Today I really struggled not to snap at her
What's the worst that can happen, if you snap at her?
If she’s in a good mood our day is fine but I’m constantly on top toe, like I was in my marriage.
She probably senses some of this. Your hesitance in calling her out, small body language cues that denote a person who has been bullied previously. For some people, that;s like blood to a shark.
So you need to stop hoping she'll be in a good mood, & start putting her back in her place. Which is a professional colleague who needs to start acting like one.
This will help - give yourself a present & order a copy - www.amazon.co.uk/Woman-Your-Own-Right-Assertiveness/dp/0704334208
You need a couple of go-to phrases for when she next Smart-Alecs or finds fault.
"Monica - I've been giving you the benefit of the doubt as you lack experience - but your attitude hasn't improved so I'm going to have to ask you to observe basic professional courtesies in the workplace. I need you to stop doing XYZ & stop saying things like ABC. I hope I don't have to raise this with you again. Now - are those invoices ready, or do you need to blah blah subject change"
"Monica, it's rude to speak to colleagues in that manner. You need to stop doing it before it gets you in bother." blah blah subject change
"Monica, if you keep giving out with that attitude, people are going to resent you & start complaining to seniors. I'll let it go this time, but don't speak to me - or any colleagues or clients - like that again, ok?" blah blah subject change
The subject change is important because it draws a firm line under the conversation & indicates that you are not interested in debate - just in getting heard. So if she pushes back - "Your attitude is increasingly unprofessional. I am doing you the favour of allowing you to improve it, instead of raising a complaint. You might prefer to take that favour than to keep back-chatting."
Remember - you have 30 years on this young woman. Your experience counts, your right to professional courtesy counts, & your maturity can act FOR you when you cultivate an attitude of - effectively - (never say this bit out loud!) "you silly little bitch, you are shooting yourself in the foot here & have picked the wrong woman to bully."
Also - of you do need to speak to her along the lines of the above suggestions - tell your boss you have done so. An immediate email would be your best bet, to cover your arse (& ensure you get in first).
Keep it as simple as possible, but something like -
"Hi Boss
No action required but want to give you a quick heads up.
I've taken the opportunity to correct Monica about her attitude today. This has been a small but ongoing issue for a while, which I put down to relative inexperience, hoping she would settle in & pick up on our usual culture.
However, her rude remarks have ramped up to the point where I'm concerned that she might have the same attitude toward others, including clients & suppliers, so I have asked her to stop making them, & advised her that she needs to address everyone with professional courtesy.
Am hoping that will give us the required result & you won't need to engage. Happy to give you a quick verbal overview when convenient so you are in the loop - but with luck we will see improvements & you need not get involved.
Kind regards
Spice."
Note the pronouns - where I use "WE".
This sets you apart as the co-senior (rank not important - experience & age is) who is working WITH her boss to prevent problems.
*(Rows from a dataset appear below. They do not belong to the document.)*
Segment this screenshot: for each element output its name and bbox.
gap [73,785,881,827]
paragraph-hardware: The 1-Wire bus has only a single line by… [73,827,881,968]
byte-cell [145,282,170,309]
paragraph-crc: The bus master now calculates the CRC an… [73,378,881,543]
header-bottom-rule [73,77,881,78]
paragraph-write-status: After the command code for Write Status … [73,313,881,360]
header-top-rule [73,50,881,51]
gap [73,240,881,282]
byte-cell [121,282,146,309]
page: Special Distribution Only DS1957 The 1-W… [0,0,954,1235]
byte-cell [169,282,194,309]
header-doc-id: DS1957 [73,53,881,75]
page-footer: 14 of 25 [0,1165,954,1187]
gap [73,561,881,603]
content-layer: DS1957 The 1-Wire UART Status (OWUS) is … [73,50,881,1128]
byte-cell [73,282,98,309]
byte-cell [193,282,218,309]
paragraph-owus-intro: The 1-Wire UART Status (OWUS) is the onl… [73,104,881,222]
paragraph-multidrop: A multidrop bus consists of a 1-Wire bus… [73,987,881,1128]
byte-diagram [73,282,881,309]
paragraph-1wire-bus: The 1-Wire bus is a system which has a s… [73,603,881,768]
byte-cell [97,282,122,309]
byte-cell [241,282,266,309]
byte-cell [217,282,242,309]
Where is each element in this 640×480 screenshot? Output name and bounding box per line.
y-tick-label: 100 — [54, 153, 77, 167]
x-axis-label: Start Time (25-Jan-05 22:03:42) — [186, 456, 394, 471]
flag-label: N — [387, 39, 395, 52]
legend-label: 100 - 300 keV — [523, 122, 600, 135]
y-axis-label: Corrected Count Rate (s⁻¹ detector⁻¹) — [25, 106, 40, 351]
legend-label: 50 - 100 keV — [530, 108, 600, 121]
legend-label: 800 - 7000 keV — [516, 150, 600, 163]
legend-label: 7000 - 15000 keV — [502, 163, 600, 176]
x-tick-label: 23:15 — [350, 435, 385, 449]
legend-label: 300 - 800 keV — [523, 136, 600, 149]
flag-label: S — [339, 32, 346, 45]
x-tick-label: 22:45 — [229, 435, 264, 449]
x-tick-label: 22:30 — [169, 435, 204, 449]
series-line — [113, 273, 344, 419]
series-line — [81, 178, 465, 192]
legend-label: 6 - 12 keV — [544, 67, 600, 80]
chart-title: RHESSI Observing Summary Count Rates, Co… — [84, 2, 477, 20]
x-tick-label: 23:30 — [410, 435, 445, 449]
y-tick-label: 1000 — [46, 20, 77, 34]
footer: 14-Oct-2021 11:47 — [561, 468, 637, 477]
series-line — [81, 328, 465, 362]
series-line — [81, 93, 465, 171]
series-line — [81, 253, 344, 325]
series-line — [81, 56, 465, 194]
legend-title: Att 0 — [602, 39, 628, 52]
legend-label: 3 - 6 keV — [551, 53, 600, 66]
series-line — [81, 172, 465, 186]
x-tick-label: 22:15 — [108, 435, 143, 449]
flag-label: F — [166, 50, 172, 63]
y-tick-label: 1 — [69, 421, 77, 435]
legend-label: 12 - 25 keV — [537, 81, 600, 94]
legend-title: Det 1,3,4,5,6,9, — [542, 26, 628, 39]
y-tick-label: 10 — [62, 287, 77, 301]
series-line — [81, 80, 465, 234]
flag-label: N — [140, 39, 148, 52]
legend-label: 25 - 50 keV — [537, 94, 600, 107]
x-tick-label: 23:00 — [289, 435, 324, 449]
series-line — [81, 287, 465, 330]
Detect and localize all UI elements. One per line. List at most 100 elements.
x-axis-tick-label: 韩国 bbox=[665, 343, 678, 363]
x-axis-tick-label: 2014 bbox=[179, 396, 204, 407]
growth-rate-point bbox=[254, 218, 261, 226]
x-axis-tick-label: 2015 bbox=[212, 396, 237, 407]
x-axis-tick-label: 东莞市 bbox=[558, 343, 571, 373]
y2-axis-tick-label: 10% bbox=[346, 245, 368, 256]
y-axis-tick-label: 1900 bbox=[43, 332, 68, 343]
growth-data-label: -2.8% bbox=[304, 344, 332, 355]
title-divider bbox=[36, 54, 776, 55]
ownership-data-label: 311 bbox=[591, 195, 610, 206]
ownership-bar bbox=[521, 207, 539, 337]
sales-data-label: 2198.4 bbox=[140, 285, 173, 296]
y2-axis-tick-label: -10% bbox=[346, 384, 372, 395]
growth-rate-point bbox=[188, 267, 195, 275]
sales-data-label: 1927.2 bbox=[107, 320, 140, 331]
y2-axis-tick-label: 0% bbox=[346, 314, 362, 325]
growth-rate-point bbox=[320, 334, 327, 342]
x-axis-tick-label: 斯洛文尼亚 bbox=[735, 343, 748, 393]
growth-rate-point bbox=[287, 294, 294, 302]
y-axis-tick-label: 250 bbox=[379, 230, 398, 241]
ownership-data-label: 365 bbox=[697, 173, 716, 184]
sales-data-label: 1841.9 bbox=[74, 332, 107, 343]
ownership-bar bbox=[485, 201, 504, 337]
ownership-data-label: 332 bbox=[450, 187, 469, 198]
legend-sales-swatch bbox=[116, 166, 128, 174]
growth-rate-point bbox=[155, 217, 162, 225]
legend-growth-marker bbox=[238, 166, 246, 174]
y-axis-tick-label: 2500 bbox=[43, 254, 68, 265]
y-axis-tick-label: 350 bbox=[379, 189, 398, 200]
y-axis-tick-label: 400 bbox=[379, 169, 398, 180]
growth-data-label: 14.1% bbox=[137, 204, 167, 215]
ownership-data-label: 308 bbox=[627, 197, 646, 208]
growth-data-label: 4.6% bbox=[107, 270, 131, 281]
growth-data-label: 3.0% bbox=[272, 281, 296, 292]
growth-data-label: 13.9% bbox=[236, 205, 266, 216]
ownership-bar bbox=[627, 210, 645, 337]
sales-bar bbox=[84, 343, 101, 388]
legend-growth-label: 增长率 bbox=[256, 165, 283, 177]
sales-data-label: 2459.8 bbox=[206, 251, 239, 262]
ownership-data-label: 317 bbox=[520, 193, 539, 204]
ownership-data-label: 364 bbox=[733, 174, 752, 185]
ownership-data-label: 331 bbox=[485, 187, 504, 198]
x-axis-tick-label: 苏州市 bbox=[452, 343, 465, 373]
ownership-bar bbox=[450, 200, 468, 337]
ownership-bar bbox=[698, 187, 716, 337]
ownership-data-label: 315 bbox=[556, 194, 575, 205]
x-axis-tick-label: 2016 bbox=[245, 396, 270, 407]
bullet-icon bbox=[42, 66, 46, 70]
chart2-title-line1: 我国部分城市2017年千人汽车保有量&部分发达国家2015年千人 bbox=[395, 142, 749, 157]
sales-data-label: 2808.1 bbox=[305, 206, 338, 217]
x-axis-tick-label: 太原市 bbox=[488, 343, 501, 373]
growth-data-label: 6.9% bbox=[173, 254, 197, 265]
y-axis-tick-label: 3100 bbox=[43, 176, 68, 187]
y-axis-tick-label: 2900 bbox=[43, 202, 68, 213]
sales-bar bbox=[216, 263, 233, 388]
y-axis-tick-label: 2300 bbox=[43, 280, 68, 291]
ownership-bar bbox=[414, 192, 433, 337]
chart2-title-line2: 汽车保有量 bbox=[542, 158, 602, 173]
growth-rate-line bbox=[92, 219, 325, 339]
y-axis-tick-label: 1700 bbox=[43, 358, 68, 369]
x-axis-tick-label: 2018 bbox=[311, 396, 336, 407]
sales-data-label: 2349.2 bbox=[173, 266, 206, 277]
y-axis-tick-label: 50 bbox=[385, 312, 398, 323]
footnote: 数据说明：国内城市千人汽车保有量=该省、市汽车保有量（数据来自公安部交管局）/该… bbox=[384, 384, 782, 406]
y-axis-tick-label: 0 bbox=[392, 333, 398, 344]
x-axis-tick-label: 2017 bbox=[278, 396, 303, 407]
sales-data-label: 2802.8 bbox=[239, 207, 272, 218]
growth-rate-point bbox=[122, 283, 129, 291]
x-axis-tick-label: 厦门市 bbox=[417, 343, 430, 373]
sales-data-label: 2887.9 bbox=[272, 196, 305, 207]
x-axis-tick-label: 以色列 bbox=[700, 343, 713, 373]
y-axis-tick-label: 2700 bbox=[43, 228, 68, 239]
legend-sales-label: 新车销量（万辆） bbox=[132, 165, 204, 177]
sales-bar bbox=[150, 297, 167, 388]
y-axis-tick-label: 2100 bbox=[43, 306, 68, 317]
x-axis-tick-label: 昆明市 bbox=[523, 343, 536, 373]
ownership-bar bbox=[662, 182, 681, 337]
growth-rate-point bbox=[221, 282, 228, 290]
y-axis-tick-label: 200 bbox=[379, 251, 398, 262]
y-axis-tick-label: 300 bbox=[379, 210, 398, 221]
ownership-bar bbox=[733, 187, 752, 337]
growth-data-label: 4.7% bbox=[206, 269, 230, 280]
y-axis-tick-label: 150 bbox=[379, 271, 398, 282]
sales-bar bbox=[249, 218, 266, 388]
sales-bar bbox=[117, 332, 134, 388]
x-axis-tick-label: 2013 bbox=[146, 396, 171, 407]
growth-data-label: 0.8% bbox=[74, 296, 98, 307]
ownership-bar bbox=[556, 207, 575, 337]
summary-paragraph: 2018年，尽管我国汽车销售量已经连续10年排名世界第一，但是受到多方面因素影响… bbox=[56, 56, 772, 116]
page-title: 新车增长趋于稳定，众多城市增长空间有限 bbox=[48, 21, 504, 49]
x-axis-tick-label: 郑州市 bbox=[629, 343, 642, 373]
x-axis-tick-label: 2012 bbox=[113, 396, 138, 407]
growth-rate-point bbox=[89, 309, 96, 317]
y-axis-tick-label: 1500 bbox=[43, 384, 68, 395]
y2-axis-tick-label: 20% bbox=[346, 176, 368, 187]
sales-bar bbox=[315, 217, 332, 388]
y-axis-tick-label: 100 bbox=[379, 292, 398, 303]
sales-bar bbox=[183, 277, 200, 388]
Rather than the complaining old harridan this young woman will paint you as if you let her get in to your boss first ... 
It's a lot to think about if you are a naturally diffident person. But your only other choice is to tolerate it, & that will grind your self-esteem so low that she'll end up running rings round you. So take your time - maybe read the Dickenson book, & have some role-play practice with a trusty friend before tackling this rude young woman?